Case 2: If the policyholder passes away due to criminal activity, the term insurance company will not pay the claim if the life insured is murdered. The policy does not cover passing away from illegal activity as defined by law. The nominee will receive the claim if the policyholder has a criminal record but passes away from a natural disaster like the flu, dengue fever, or lightning.
Passing away by suicide
If the policy is non-linked, the beneficiary receives 80% of the premium paid if the insured commits suicide within the first 12 months. If a linked plan policyholder commits suicide within 12 months of policy start, the beneficiary receives 100% of the premium paid. The policy will be cancelled if the policyholder commits suicide after one year. Some life insurance companies cover suicide. Check the premium amount the policyholder will have to pay using the term insurance calculator.

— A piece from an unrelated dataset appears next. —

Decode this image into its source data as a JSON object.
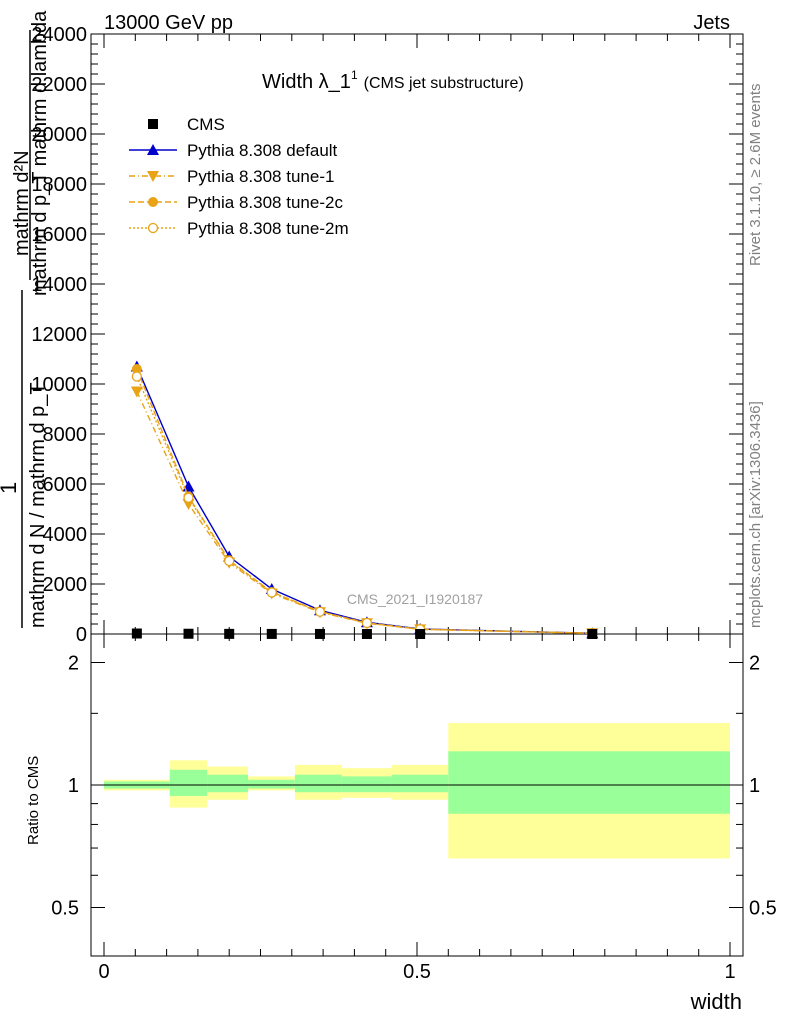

Lifestyle exclusions do exist. The policy must mention smoking. Then the insurance company will charge more for smoking-related risks. Chain smokers will be risky for insurance companies. You may be denied insurance if you lie about smoking.
Let’s examine term insurance’s exclusions.
Self-inflicted injury: The insurance company will deny the claim if passing away was caused due to self-injury or dangerous activity.
HIV/AIDS: If the policyholder passes away due to HIV or AIDS, the insurance claim will be denied.
Intoxication: If the policyholder passes away due to alcohol or drugs, the insurance company can deny the term insurance benefits and claim.
Homicide: The insurance company will deny the claim if the nominee murders the policyholder. The insurance company will hold the claim until the nominee is acquitted.
Natural disasters: Life insurance companies will not cover natural disaster-related unfortunate ends unless the policyholder purchases a rider.
Life insurance policyholders are not required to disclose lifestyle changes. However, if you become addicted to smoking after buying the policy, the insurance company should process the claim without any problems. The insurance company’s grievances cell or the Insurance Regulatory and Development Authority can help with policy claims. #
Which unfortunate ends does term insurance cover?
Term insurance covers the following unfortunate ends and illnesses.
The policy beneficiary will receive the sum assured if the policyholder passes away from a critical illness or medical condition. Check the term insurance benefits clauses to get all the details.
Term plans cover accidental passing away. Many term life plans also have accidental death benefit riders that pay the beneficiary an extra sum assured if the insured passes away accidentally. So be sure to read the fine print and all the clauses before you purchase a term life insurance that will be used to protect your family’s financial future.